Actualizado 15/01/2020 10:12

Lola, Marisa, Lotta y Katja, así se llaman las vacas de las tabletas de Milka

MILKA RINDE HOMENAJE A LAS VACAS ALPINAS, ESENCIALES PARA LA CREMOSIDAD DE SU CHOCOLATE
MILKA RINDE HOMENAJE A LAS VACAS ALPINAS, ESENCIALES PARA LA CREMOSIDAD DE SU CHOCOLATE - MILKA

   MADRID, 15 Ene. (CHANCE) -

Hay algo que hace especial el chocolate Milka y es su cremosidad. Durante años, la marca se ha preocupado por no perder esa característica tan especial, una cremosidad obtenida gracias a las vacas que producen la leche con la que se elabora el chocolate Milka. Estas vacas, de origen alpino, son procedentes de pequeñas granjas familiares con una media de sesenta vacas, lo que hace que puedan cuidar con especial cariño y atención a los animales.
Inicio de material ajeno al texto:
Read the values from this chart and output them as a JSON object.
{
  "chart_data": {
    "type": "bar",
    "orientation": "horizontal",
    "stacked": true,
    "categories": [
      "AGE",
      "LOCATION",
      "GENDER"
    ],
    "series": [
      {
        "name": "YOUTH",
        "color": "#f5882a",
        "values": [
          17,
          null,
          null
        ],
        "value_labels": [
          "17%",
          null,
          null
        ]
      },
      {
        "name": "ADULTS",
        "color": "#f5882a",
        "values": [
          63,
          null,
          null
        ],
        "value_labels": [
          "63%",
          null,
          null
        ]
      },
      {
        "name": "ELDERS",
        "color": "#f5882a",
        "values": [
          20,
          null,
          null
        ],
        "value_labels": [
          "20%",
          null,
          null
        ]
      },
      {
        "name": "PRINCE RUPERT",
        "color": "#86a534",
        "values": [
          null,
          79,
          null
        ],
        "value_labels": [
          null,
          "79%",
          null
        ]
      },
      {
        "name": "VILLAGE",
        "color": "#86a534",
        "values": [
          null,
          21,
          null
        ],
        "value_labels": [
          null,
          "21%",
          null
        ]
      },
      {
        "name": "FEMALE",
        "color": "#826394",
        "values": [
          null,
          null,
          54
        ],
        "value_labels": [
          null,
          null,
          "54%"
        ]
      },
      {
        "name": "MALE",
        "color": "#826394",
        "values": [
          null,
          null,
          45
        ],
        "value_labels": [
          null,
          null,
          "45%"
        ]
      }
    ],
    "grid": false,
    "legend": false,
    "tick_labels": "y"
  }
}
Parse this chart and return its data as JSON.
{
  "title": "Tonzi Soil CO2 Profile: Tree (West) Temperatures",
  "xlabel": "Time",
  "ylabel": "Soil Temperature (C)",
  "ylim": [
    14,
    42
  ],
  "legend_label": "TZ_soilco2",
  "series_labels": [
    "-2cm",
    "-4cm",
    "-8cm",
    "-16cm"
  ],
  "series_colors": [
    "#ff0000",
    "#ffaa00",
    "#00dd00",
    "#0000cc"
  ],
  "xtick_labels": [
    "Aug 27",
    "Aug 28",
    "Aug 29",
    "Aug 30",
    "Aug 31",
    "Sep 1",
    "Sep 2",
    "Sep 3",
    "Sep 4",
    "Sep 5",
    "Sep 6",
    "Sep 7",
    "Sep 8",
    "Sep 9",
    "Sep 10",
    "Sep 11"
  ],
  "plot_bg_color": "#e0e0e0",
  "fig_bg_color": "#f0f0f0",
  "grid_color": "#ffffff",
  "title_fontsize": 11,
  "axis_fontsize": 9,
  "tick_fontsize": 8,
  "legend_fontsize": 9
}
Por eso mismo, Milka ha querido hacer un pequeño homenaje a esas vacas alpinas que hacen posible la cremosidad y suavidad del chocolate. Así, el envoltorio de las tabletas de 100 y 125 gramos cambia temporalmente y se despide de la famosa vaca morada de Milka para presentar cuatro de los rostros protagonistas de la producción de chocolate: las vacas Lotta, Lola, Marisa y Katja.
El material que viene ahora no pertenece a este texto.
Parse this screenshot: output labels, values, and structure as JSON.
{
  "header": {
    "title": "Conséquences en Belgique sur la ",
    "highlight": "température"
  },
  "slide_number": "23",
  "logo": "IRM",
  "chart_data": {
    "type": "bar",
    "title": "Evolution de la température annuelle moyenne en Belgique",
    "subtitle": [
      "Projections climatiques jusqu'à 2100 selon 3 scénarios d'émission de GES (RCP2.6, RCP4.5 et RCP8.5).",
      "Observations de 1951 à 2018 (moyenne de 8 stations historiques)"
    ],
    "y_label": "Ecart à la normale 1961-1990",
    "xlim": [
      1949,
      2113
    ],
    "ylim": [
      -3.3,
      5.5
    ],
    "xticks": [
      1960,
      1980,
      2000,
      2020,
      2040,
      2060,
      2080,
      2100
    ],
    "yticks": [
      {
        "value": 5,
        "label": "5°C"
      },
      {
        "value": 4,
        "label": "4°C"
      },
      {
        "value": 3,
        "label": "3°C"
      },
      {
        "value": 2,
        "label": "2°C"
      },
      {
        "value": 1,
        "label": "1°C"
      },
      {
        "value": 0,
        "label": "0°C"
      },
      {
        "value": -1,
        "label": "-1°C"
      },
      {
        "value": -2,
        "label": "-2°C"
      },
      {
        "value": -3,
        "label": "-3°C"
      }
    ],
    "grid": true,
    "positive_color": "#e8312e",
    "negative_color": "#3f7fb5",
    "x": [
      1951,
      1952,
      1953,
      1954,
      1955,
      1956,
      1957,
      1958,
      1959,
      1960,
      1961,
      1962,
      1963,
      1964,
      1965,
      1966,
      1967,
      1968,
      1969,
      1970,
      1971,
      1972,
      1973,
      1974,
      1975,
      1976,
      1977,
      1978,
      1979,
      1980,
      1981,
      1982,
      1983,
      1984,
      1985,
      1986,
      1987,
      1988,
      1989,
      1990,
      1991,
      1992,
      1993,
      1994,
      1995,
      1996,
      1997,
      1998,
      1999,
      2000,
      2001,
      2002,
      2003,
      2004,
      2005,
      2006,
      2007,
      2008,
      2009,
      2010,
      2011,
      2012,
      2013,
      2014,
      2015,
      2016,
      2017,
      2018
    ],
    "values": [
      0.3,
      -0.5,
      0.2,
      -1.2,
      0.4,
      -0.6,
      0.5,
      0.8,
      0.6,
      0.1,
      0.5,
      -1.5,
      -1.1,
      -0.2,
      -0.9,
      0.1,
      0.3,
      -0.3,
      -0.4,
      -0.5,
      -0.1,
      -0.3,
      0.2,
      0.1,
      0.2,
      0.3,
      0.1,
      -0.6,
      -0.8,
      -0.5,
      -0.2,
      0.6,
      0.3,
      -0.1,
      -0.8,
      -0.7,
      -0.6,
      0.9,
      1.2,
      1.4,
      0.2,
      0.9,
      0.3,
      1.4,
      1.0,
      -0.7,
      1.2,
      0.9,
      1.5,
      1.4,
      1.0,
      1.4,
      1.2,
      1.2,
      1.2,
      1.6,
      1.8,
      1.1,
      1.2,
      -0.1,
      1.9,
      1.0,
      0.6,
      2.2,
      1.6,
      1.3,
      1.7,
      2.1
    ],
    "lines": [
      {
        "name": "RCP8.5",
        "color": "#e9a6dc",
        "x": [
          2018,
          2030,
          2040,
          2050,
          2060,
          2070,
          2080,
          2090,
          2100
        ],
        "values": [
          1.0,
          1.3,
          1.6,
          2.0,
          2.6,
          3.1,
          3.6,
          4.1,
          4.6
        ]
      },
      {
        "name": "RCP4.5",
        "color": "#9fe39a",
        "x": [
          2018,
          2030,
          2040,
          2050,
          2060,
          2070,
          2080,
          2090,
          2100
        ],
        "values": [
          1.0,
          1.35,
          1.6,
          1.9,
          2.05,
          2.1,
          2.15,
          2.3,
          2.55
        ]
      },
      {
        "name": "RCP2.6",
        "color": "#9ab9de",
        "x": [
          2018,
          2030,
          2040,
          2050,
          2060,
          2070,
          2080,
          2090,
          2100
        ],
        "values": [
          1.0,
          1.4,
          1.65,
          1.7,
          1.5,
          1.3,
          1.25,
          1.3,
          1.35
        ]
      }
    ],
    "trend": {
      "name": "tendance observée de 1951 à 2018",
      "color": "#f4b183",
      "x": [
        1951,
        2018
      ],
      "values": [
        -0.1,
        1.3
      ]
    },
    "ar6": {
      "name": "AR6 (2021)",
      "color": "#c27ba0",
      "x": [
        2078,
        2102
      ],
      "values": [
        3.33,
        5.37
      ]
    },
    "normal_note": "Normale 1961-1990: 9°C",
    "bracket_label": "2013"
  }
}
Cuatro vacas alpinas completamente reales, tan reales como sus nombres, que producen la leche que después forma el chocolate Milka. Roberto Cappato, Senior Brand Manager de chocolates en Mondelez International Iberia, nos ha desvelado los detalles tras este temporal y especial cambio de imagen. ¡Sigue leyendo para conocer todo sobre las nuevas vacas de Milka!
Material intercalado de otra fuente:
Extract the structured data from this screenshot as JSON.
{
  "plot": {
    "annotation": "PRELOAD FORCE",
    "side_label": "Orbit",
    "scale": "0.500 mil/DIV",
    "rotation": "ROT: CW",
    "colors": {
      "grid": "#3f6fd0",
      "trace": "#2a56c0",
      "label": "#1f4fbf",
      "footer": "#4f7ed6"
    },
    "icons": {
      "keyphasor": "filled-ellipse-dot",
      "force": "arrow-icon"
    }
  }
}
CHANCE: Con el nuevo packaging, habéis puesto nombre y cara a vuestras vacas. ¿A qué se debe este cambio de packaging?

Roberto Cappato: Queríamos acercar al consumidor a las vacas reales detrás de Milka porque ellas son las responsables de dar una leche de gran calidad que es esencial para que nuestro chocolate sea así de cremoso.

CH: ¿Qué hace a estas vacas tan especiales para Milka?

RC: Son vacas criadas en los Alpes en granjas familiares con una media de 60 vacas y reciben cuidados especiales de granjas pequeñas que hacen que su leche sea de gran calidad y den origen después a nuestro chocolate Milka. Es por eso que también queríamos que en este nuevo packaging recibieran un homenaje y el consumidor pudiera conocerlas, incluso por su nombre.

CH: Lola, Lotta, Katja... son alguno de los nombres que hemos podido descubrir. ¿Son sus nombres reales? ¿Por qué se llaman así?

RC: Sí, exacto, estos son sus nombres reales, los nombres que cada uno de los ganaderos les ponen al nacer para identificarlas y que sean únicas. Ponerles nombre es el primer de los mimos y cuidados que reciben estas vacas. Para nosotros es fundamental el cuidado que reciben desde que nacen y que sus ganaderos compartan los mismos valores que nosotros.

CH: ¿Qué pasará con la mítica vaca lila de la marca?

RC: Nuestra vaca lila nos seguirá acompañando siempre, puesto que es nuestro principal sello de identidad. Y no solo para nosotros, sino para todos los consumidores que han crecido con ella. Nuestro objetivo no es hacerla desaparecer, ni mucho menos, es explicar la historia que hay detrás de esa vaca fantástica que ha enamorado a tantas generaciones.

CH: ¿Qué hace que este chocolate sea tan cremoso?

RC: Milka es un chocolate suave desde el primer bocado, su cremosidad tan característica consigue que se derrita lentamente, liberando así un sabor a chocolate con leche que envuelve el paladar. Una de las claves de la cremosidad reside en la calidad de la leche empleada procedente de vacas que son cuidadas con gran mimo y criadas en pequeñas granjas familiares de la región alpina por ganaderos que comparten los mismos valores que la marca.